# Rigging Panfish Jigs



## Ruminator (Apr 6, 2004)

Based upon your experience, what preference do you have for rigging your tubes on a jig? 
Do you slide the tube starting at the hook end and leave the jighead itself exposed, or do you start at the head end of the jig and place the jig head inside the tube?


What determines for you the method at the time?

Providing a color option with a painted jighead is the obvious reason for baring the jighead at times, but what other considerations determine for you how you will rig it?


----------



## misfit (Apr 5, 2004)

i normally rig mine with the jig head exposed.even with upainted jigs.i'm lazy,and i don't want to take the time to cut/retie line just to change/replace tubes.
besides,when i'm on a hot bite,i want my jig in the water as much as possible,so it's much quicker to just change tubes,than cutting the line and redoing the whole works.and when the fish are hungry,they don't seem to care how they're rigged


----------



## sowbelly101 (Apr 5, 2004)

On normal tubes which I dont use many of I use the speed loader jigheads. They give you the option of changing tubes/color without having to retie. With the speed loaders all you have to do is find out where the eye of the hook would poke through if you would stick the jighead up the rear of the tube. Then wet the tube and stick the hook point in the area of the tube where you want the eye to pop through and feed the jig on the hook. You sometimes have to work the tube over lead to get it on there but it works best that way for me. The end result should look like you fed it on through the rear. I got away from tubes because they get tore up too fast. I like the new solid body tubes best. I dont use a collar'd jighead because it seems to tear them up faster. I prefer a collarless jighead and once I find the color that works the best or the fish seem to be hitting I will put a dab of super glue on the shank of the hook and slide the solid tube up to the point where the body of the plastic is touching the ball of the jig. Gotta be careful not to get the glue on your fingers cause youll end up with the rig glued to your fingers. Let it hang for 15 seconds or so and I promise you that the tail will tear before the plastic pulls off the hook.

Sowbelly


----------



## misfit (Apr 5, 2004)

> Gotta be careful not to get the glue on your fingers cause youll end up with the rig glued to your fingers.

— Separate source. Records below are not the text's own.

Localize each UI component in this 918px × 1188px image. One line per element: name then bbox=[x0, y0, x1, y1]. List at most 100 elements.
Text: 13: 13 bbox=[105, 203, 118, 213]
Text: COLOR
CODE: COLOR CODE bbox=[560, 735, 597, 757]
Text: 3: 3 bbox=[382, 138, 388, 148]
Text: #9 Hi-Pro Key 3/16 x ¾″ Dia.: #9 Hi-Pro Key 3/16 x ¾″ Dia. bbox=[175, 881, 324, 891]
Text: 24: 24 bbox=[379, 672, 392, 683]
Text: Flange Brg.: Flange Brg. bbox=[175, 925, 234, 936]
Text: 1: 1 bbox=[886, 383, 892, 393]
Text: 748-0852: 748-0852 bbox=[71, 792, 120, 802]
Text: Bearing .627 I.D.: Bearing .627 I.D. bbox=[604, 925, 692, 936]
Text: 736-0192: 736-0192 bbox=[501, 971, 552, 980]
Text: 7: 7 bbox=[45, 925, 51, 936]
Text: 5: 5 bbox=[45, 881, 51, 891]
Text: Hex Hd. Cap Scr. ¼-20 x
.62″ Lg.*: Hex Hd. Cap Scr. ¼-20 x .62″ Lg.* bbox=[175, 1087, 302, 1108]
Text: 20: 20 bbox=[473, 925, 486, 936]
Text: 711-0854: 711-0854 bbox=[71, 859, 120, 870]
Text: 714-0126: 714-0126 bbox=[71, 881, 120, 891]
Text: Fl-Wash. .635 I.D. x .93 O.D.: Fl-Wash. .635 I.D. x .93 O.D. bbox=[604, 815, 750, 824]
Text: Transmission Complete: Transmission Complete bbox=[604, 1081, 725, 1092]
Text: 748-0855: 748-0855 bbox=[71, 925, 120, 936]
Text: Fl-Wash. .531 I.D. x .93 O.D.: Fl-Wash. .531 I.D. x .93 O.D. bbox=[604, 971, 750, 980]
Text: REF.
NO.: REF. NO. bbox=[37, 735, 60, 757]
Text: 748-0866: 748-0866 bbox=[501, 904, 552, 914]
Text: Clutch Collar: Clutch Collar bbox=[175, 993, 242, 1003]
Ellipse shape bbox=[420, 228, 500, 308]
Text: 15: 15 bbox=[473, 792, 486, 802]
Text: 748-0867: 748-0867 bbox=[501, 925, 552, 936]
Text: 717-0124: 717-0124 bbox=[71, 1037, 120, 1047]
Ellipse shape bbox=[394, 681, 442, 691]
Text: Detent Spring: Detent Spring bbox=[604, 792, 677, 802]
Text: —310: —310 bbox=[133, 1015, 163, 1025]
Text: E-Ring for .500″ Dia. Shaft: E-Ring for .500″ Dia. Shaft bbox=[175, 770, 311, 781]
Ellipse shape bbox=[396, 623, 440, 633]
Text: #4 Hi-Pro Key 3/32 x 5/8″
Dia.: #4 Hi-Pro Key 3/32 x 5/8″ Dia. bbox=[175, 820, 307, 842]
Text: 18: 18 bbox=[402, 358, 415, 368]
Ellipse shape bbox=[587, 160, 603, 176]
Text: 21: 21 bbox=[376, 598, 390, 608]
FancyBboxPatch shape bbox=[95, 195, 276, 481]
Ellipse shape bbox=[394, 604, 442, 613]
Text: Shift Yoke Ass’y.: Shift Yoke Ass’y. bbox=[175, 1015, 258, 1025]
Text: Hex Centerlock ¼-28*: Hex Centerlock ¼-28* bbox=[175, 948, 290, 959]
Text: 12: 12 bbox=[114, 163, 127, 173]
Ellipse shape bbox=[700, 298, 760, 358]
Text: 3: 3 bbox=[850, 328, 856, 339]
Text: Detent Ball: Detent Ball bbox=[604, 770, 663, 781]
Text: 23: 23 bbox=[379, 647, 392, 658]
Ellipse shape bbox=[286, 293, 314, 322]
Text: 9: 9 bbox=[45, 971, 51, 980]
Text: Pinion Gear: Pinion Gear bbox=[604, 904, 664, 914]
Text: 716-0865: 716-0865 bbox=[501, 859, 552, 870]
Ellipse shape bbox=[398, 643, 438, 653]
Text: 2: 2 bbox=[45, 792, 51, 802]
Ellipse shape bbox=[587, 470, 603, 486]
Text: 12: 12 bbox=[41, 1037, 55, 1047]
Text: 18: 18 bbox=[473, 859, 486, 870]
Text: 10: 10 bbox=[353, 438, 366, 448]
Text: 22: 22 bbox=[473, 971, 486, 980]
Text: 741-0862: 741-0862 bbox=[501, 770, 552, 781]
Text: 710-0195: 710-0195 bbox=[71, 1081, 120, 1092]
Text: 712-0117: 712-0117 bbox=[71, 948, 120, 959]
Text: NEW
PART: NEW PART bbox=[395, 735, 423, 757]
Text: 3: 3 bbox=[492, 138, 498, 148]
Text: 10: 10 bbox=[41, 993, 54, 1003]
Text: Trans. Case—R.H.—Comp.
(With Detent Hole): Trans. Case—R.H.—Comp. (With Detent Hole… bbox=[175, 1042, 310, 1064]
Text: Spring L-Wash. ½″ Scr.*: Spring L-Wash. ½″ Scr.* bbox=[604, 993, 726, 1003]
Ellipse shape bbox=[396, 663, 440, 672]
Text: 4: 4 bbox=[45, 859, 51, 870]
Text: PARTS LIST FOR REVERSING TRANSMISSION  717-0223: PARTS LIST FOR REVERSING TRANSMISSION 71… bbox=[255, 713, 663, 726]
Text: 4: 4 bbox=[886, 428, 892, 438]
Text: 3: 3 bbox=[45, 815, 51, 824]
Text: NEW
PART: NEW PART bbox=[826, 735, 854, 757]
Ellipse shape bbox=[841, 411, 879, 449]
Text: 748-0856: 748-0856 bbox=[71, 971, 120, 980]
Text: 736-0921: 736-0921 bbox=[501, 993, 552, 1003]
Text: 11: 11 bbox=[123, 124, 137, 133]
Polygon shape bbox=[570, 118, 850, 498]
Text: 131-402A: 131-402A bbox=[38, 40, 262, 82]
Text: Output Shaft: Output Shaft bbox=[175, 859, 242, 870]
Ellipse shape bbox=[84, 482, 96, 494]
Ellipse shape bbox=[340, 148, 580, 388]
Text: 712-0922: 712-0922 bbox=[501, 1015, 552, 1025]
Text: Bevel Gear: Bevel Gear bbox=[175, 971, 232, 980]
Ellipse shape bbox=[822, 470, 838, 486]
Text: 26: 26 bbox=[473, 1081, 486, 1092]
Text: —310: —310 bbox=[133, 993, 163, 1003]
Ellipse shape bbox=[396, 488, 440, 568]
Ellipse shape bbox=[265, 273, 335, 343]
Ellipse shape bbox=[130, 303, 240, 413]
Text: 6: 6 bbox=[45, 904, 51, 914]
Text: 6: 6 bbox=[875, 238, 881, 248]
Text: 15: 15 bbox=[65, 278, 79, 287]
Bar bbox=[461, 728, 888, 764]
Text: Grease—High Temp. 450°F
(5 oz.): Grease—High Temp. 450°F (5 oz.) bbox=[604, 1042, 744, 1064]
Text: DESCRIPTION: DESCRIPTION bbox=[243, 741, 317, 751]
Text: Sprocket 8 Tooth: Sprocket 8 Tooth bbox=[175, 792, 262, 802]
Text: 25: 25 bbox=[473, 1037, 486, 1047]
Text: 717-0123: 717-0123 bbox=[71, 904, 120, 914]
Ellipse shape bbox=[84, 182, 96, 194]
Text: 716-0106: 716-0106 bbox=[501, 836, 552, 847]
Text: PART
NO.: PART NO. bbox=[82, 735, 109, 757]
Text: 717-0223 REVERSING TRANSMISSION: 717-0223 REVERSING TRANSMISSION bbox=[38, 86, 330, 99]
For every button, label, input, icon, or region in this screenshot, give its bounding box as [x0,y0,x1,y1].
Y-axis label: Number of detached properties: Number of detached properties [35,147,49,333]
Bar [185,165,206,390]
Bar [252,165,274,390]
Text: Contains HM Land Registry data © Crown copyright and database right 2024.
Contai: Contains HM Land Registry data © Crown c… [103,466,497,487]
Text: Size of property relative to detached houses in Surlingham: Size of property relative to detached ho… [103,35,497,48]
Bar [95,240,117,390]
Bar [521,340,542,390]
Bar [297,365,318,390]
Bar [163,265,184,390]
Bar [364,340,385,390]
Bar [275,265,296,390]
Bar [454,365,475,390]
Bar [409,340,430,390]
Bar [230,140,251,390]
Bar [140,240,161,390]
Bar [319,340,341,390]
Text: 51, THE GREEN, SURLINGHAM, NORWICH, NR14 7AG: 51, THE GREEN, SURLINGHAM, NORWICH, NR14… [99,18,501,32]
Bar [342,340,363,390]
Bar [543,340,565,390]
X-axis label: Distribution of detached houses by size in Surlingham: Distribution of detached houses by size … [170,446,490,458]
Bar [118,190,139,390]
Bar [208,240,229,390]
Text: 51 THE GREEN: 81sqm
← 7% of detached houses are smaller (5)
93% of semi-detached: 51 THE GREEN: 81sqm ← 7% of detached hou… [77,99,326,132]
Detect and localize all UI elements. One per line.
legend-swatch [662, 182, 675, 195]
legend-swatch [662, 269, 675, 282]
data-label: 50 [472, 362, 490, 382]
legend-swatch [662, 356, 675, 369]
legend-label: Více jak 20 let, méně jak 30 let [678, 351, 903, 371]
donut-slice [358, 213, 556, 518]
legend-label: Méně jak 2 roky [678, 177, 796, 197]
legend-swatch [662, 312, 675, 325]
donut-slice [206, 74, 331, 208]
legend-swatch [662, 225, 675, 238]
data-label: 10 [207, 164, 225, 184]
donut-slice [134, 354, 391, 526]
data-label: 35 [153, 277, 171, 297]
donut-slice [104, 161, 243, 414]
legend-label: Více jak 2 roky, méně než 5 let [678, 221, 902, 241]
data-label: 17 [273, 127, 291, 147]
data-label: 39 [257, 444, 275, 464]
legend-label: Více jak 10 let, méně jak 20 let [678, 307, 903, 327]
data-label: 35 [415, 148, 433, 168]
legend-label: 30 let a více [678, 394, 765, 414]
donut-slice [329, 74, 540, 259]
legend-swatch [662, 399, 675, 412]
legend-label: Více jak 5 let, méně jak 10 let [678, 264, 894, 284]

that's why i rarely use super glue anymore 
i like the solid bodies too.i quit buying the hollow ones.


----------



## Ruminator (Apr 6, 2004)

Solid bodies.... yea, I used to have one of those.  .... lost it somewhere over the years. 

Thanks for your ideas guys.

I am wondering if the crappie ever have seemed to show a preference for how they're rigged, like they do color?


----------



## kmb411 (Feb 24, 2005)

Solid vs hollow is more for the action and rate of fall. I tended to use solids for trolling and hollowfor jigging. Also a small syringe of a fish attractant spudged into the hollow body makes for a more aggresive bite. Currently I am tieing my own bodies. Its relaxing to tie when I am not fishing- and cheaper than drinking!


----------